When you talk about cinema, you have to talk about the government and how it supports and promotes it. Cinema is big business the world over. It’s where cultural wars are fought and lost. And Hollywood is the command headquarters. That’s why everyone comes here to present their cinema. But, I always get the impression that our cultural leaders do not get that point. In the last few months, I’ve sort of confirmed that.
Our cultural leaders do not understand the simple fact that there is a cultural war going on in the world. No country wants to make Nigeria look like paradise because it means their loss of tourism dollars. The western world understands Nigeria’s cultural potential better than Nigeria’s cultural leaders. They know once the world knows of Nigeria’s cultural heritage and that it is a safe place to go, Nigeria will be a tourism mecca.
It explains why every now and then, the foreign media splashes Nigeria’s rot for the world to see. Like CNN denting Nigeria’s image a few days ago with a piece on human trafficking that’s been flogged to death but not showing the world the streets of Detroit where more lives have been lost to violence in two years than during the entirety of the Boko Haram scourge. I wouldn’t be surprised if the laundering of our national image has been contracted to the same CNN.
I stepped into the meeting feeling excited. It’s always a pleasure talking up Nollywood. I always think of those in the industry as folks who managed to pull water out of rocks. This was an opportunity to help.
Less than three minutes into the parley, a waitress turned on the volume on the television near us. There was breaking news from Nigeria. When you see breaking news from Nigeria, your heart skips. It’s never good. Today, it was worse than bad. Scores of schoolgirls in Dapchi had been abducted from their dormitories.

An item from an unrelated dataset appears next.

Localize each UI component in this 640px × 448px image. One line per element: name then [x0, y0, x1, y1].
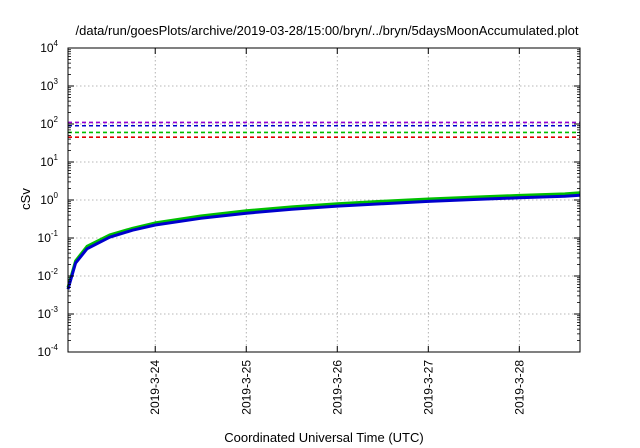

Every television in the lounge was tuned to news stations and they were all showing the breaking news. People left their meetings and meals and gathered around the screens in disbelief.
You hope this is someone’s bad idea of an April fool’s joke. You wonder how this could happen when Chibok is still a stench Nigeria is trying to deodorise. You ask yourself if this is not the same Boko Haram that the government claims it had wiped out. You are baffled because Boko Haram’s leader has resurrected at least thrice by the accounts of the Nigerian military. Even Jesus Christ only managed that once.
Finally, everyone drifted back to their seats, most of them wondering loudly what kind of country allows its schoolgirls to be kidnapped by terrorists not once but twice. Some wondered if some kidnappings have even been swept under the rug. No one there would buy a ticket to Nigeria soon.
The friendly journalists with tape recorders a few moments before were now executioners with tape recorders. The talk about the culture of a cinema industry that has fought hard to stand on its feet turned into a discourse on the culture of systemic rot in the self-styled giant of Africa. You know the foreign media is not fair when it comes to bad news out of Africa. They pound it with the ferocity of a muscular guy at a roadside buka pounding a stubborn yam into pounded yam submission.
Thankfully I have those handlers that I used to hate when I was a reporter. They refocused the meeting and questions and Nollywood may yet have its day in the Hollywood light. As I left the lounge, a chap walked up to me mournfully and said, “sorry about Nigeria.” You want to say something, leave a better image that is not sorry in his mind. But, you really have nothing to work with. God gave you a country that should be the pride of the black race. But somehow the leaders have contrived to turn it into a sorry nation.